Number of Basis Functions is Mismatched/Inconsistent!

Hello,

I have been reproducing some earlier calculations I ran in Gaussian with Psi4 using the same basis set and functional (DZVP/wb97x-d) and geometry coordinates for single point frequency calculations. While the replication of energetics is spot on (great work), the number of basis functions appears to differ. I noticed this especially when I was looking at the time it took for some of my larger molecules to finish and found them taken 90 times longer than when run in Gaussian. Noting of course that the analytical hessian is not available for this theory, this was still significantly slower than my tests on smaller molecules had found (example alanine versus a larger molecule with 58 atoms). Investigating made me realize the basis function number was on the order of ~3400 for a 70 atom molecule when molecules with the same elements and of similar size were in the 500s of basis functions. This would definitely change the speed of the calculation.

Is there any obvious explanation for this?

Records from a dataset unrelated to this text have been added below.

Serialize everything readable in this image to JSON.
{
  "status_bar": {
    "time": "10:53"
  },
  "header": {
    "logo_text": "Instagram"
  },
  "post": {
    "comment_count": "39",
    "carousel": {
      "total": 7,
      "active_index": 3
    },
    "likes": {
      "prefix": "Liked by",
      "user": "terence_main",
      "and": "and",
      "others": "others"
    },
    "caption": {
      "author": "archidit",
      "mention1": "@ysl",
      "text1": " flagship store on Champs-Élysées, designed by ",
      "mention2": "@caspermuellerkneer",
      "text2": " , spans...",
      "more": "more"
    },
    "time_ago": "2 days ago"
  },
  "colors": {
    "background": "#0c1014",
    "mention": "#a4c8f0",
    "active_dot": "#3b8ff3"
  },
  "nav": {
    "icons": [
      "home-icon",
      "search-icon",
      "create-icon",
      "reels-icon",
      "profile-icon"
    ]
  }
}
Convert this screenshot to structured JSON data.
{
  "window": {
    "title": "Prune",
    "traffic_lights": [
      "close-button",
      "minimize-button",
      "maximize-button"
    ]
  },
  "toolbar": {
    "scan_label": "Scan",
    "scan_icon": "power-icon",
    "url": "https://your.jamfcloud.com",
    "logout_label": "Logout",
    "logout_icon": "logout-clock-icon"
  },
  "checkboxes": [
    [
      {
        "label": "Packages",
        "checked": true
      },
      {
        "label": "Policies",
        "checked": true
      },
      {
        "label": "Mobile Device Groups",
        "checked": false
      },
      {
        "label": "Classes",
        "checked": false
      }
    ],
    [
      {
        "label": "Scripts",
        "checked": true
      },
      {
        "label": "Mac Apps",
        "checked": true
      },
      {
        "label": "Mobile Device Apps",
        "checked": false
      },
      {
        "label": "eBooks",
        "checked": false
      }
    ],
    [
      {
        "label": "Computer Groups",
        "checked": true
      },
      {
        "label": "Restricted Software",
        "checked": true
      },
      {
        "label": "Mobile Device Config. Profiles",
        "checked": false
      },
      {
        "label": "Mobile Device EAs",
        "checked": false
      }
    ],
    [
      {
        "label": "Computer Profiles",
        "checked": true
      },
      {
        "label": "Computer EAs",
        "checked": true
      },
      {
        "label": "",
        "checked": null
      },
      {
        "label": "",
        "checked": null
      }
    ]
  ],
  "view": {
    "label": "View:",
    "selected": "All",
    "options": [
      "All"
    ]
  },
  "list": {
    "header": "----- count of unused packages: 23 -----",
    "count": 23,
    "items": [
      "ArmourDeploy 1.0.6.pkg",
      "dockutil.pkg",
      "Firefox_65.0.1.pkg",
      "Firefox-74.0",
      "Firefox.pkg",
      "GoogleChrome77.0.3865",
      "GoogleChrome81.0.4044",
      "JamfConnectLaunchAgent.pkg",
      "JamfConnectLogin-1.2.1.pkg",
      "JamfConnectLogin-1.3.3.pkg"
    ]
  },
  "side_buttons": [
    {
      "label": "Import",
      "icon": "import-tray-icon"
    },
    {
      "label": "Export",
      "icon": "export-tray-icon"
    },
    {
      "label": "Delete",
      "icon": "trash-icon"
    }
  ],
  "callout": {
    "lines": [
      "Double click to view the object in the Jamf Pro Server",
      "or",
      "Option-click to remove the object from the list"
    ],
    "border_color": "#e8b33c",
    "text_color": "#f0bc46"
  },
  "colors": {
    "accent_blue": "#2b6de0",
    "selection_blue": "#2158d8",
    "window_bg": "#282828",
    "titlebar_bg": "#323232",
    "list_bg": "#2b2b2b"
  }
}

I’d be happy to provide the molecular input and calculation files for each program for investigation if this does not have an obvious answer.

Thank you.

The most likely explanation is that you’re confusing the number of primary basis functions with the number of auxiliary basis functions in the Psi4 output file. Here’s an example from an old file of mine.

  ==> Primary Basis <==

  Basis Set: AUG-CC-PVDZ
    Blend: AUG-CC-PVDZ
    Number of shells: 14
    Number of basis functions: 32
    Number of Cartesian functions: 34
    Spherical Harmonics?: true
    Max angular momentum: 2

...

   => Auxiliary Basis Set <=

  Basis Set: (AUG-CC-PVDZ AUX)
    Blend: AUG-CC-PVDZ-JKFIT
    Number of shells: 40
    Number of basis functions: 118
    Number of Cartesian functions: 136
    Spherical Harmonics?: true
    Max angular momentum: 3

The number of basis functions has increased by roughly a factor of 4 between the two basis sets. This is entirely normal.

If you’re seeing that 3400 number under the primary basis, then yes, a concrete example would be helpful.

That was exactly it. Thank you for catching my mistake. The primary basis function number matches with expectations. Phew!